Income Inequality and Mass Unemployment: How Are They Related and What Can the Government Intervene
Income inequality can be defined as the unequal distribution of individual or household income across the various participants in an economy. The most common causes of income inequality are usually education and training, natural talent, discrimination, preferences and risks, market power and unequal distribution of wealth. Unemployment, which occurs when a person who is actively searching for a job in unable to find employment, is often used as a measure of the health of an economy. Several different variations of the employment rate exist with different definitions concerning who is an unemployed person and who is the labor force; according to the Keynesian economics there is a “natural rate” of unemployment because the skills of workers and positions available are don’t coincide even under the best economic conditions.
The fundamental economic causes of these phenomena, their possible interaction and their consequences for income distribution have given rise to numerous debates. A socioeconomic situation of rapid technological progress and an intense globalization of the world’s economy have stimulated this growing discussion in academic and political circumstances. In the past couple years indeed, the problem of mass unemployment has been associated to high levels of output and the corresponding high living standards these can afford, in other words income inequality. As a matter of facts, the two problems are the natural result of the interplay of market forces and the drive for capital to expand itself. According to Keynes the failure to provide full employment and the unequal distribution of income is due to the lack of capability to keep the levels of investment high enough to sufficiently sustain full employment. The supply-constrained and demand-constrained economy
are also primary causes of this issue. The productive ability of goods and services exceeds the ability of the society to consume and absorb production. The military, conspicuous consumption and wastes and government deficit spending provided a strong and stable base of demand for manufactured goods. Indeed during post-World War II the spending carried out in name of the Cold War was one of the factors that contributed to the success of advanced capitalists economies. In addition, by institutionalizing consumption and waste as consumer culture and supporting values of such a culture, the market industry started downgrading home production allowing market production to take over household production; in this way the economy is most likely to fall into recession. Furthermore, government spending influences the conflict of class interests: they promote growth in real wages and by distributing income downward and help workers by generating high levels of employment and income growth.

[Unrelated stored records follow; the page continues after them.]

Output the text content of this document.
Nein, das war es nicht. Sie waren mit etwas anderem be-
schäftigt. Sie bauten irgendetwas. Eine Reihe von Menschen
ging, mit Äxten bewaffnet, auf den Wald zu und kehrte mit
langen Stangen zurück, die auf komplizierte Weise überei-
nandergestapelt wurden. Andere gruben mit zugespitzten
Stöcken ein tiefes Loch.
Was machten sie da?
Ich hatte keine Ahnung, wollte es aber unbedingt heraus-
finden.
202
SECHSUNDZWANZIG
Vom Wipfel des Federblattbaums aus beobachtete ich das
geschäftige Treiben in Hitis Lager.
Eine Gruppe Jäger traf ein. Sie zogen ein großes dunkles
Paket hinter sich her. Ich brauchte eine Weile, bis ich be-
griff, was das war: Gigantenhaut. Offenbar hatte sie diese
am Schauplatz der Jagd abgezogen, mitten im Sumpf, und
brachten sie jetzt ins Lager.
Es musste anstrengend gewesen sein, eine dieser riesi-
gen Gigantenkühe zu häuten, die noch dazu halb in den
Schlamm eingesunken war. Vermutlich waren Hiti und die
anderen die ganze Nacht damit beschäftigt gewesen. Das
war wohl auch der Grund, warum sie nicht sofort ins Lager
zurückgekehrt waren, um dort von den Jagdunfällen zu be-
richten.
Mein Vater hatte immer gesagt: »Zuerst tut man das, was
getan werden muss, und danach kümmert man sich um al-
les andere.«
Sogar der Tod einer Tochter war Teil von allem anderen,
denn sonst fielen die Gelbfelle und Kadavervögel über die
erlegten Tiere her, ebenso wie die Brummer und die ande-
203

The government could try to intervene to prevent the return of mass unemployment by introducing reforms that would try to institute a more equitable distribution of income, eliminate the scarcity value of capital through low long term interest rates, socialize investments and euthanasia of the rentier class. Nevertheless the real source of the problem relays on technological progress, which is the main obstacle to a long-term solution to the mass unemployment. Technology’s improvements are incrementing day by day, and the desire of a more efficient and less expensive production process are encouraging industries to slowly replace workers with highly innovative machines and to prevent mass technological unemployment in manufacturing it is absolutely necessary for the markets of manufactured goods to keep expanding.
To cope with these complications, the government needs to undertake three institutional changes that require a change in attitudes towards what it is needed to help our society: the connection between work and income must be partially broken, the narrow view that the only valid way to contribute and participate in society id through paid employment must be replace
with a wider conception of social participation and new ways must be devised to allocate jobs so that they will be more equitably shared and the present practice of labor hoarding will end.
In conclusion, problems such as income inequality and mass unemployment can be defined as consequences of the natural tendencies of capitalism and the drive for capital to expand itself constantly. This causes production to dissociate from demand and causes the concentration of power in the hands of few of the benefits of the economic progress. Through elements of tradition, command and market and the economic, social and political problems related to them, the ultimate goal is to promote common good and economic benefits and we all need to remember that the economy serves for this exact purpose.